Hi folks, I recently started learning fastai and it is very interesting. In chapter 11, mid level API, the book has example to create Datasets object with custom transforms using IMDB dataset in which data is stored as list of file paths. As per definition of Datasets in fastai library it only accepts lists as input on which both x and y transform work to output tuple of (input, output). So by definition, does this means that we cannot create a Datasets object with custom transforms using a dataframe.

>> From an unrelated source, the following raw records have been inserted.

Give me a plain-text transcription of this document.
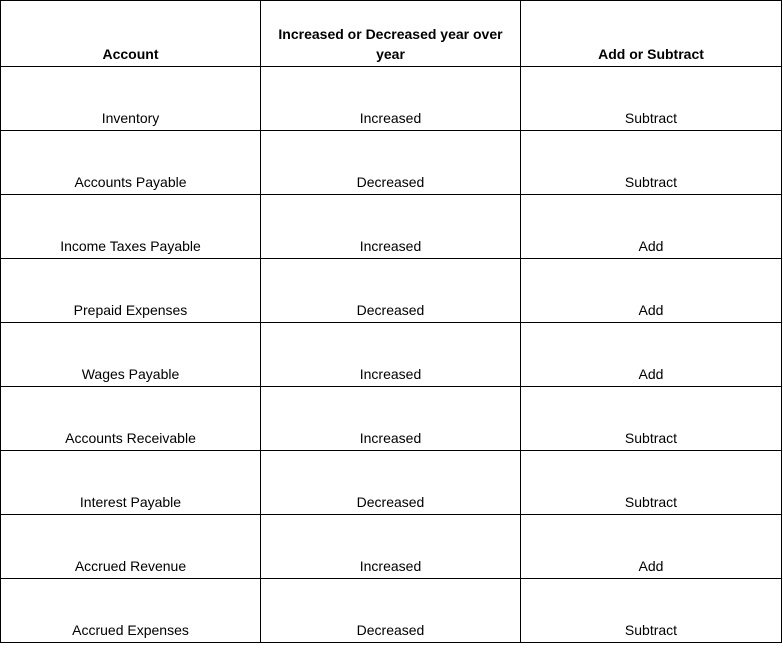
Account	Increased or Decreased year over year	Add or Subtract
Inventory	Increased	Subtract
Accounts Payable	Decreased	Subtract
Income Taxes Payable	Increased	Add
Prepaid Expenses	Decreased	Add
Wages Payable	Increased	Add
Accounts Receivable	Increased	Subtract
Interest Payable	Decreased	Subtract
Accrued Revenue	Increased	Add
Accrued Expenses	Decreased	Subtract
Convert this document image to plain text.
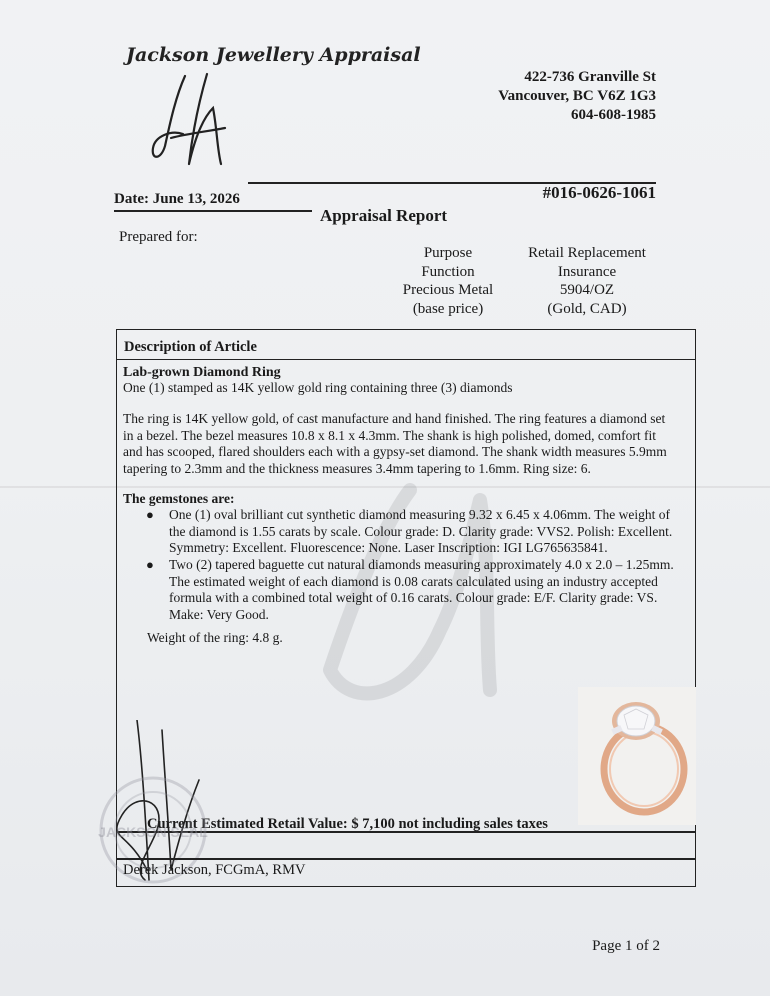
Jackson Jewellery Appraisal
422-736 Granville St
Vancouver, BC V6Z 1G3
604-608-1985
Date: June 13, 2026	#016-0626-1061
Appraisal Report
Prepared for:
Purpose
Function
Precious Metal
(base price)
Retail Replacement
Insurance
5904/OZ
(Gold, CAD)
Description of Article
Lab-grown Diamond Ring
One (1) stamped as 14K yellow gold ring containing three (3) diamonds
The ring is 14K yellow gold, of cast manufacture and hand finished. The ring features a diamond set
in a bezel. The bezel measures 10.8 x 8.1 x 4.3mm. The shank is high polished, domed, comfort fit
and has scooped, flared shoulders each with a gypsy-set diamond. The shank width measures 5.9mm
tapering to 2.3mm and the thickness measures 3.4mm tapering to 1.6mm. Ring size: 6.
The gemstones are:
● One (1) oval brilliant cut synthetic diamond measuring 9.32 x 6.45 x 4.06mm. The weight of
the diamond is 1.55 carats by scale. Colour grade: D. Clarity grade: VVS2. Polish: Excellent.
Symmetry: Excellent. Fluorescence: None. Laser Inscription: IGI LG765635841.
● Two (2) tapered baguette cut natural diamonds measuring approximately 4.0 x 2.0 – 1.25mm.
The estimated weight of each diamond is 0.08 carats calculated using an industry accepted
formula with a combined total weight of 0.16 carats. Colour grade: E/F. Clarity grade: VS.
Make: Very Good.
Weight of the ring: 4.8 g.
Current Estimated Retail Value: $ 7,100 not including sales taxes
JACKSON SEAL
Derek Jackson, FCGmA, RMV
Page 1 of 2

Anyways I tried myself to create a Datasets object but ran into multiple problems. Here is my code:-

imdb_sample_path = untar_data(URLs.IMDB_SAMPLE)
df = pd.read_csv(imdb_sample_path/ ‘texts.csv’)

Transforms

imdb_tok = Tokenizer.from_df(‘text’)
imdb_tokens = df[‘text’].map(imdb_tok)

imdb_num = Numericalize()
imdb_num.setup(imdb_tokens)

cat = Categorize()
lbls = list(df.label)
cat.setup(lbls)

these transforms work perfectly well like this. But when I put them in Datasets it does not work. In fastai documentation, Datasets do take df as an input, so I thought of trying to pass df directly. However, this code is just not working:-

x_tfms = [Tokenizer.from_df(‘text’), Numericalize()]
y_tfms = [Categorize]

splits = [df.index[~df.is_valid].tolist(), df.index[df.is_valid].tolist()]
dsets = Datasets(df, [x_tfms, y_tfms], splits = splits)

Problems with this code:-

  1. Following is the error when I pass Numericalize() in x_tfms

TypeError Traceback (most recent call last)
in <cell line: 0>()
6
7 # create a dataset object
----> 8 dsets = Datasets(df, [x_tfms, y_tfms], splits = splits)

10 frames
/usr/local/lib/python3.11/dist-packages/fastai/text/data.py in (.0)
50 self.o2i = defaultdict(int, {v:k for k,v in enumerate(self.vocab) if v != ‘xxfake’})
51
—> 52 def encodes(self, o): return TensorText(tensor([self.o2i [o_] for o_ in o]))
53 def decodes(self, o): return L(self.vocab[o_] for o_ in o)
54

TypeError: unhashable type: ‘L’

  1. Following is the code when I remove Numericalize() from x_tfms

TypeError Traceback (most recent call last)
in <cell line: 0>()
6
7 # create a dataset object
----> 8 dsets = Datasets(df, [x_tfms, y_tfms], splits = splits)

12 frames
/usr/local/lib/python3.11/dist-packages/fastcore/basics.py in uniqueify(x, sort, bidir, start)
806 def uniqueify(x, sort=False, bidir=False, start=None):
807 “Unique elements in x, optional sort, optional return reverse correspondence, optional prepend with elements.”
→ 808 res = list(dict.fromkeys(x))
809 if start is not None: res = listify(start)+res
810 if sort: res.sort()

TypeError: unhashable type: ‘Series’

  1. There is no effect of either removing or keeping y_tfms

Can anyone please help me. The basic idea is to be able to create Datasets object with custom transforms even if the data is in dataframe format. As of now, it seems that it only works if the data is in the form of list of file paths.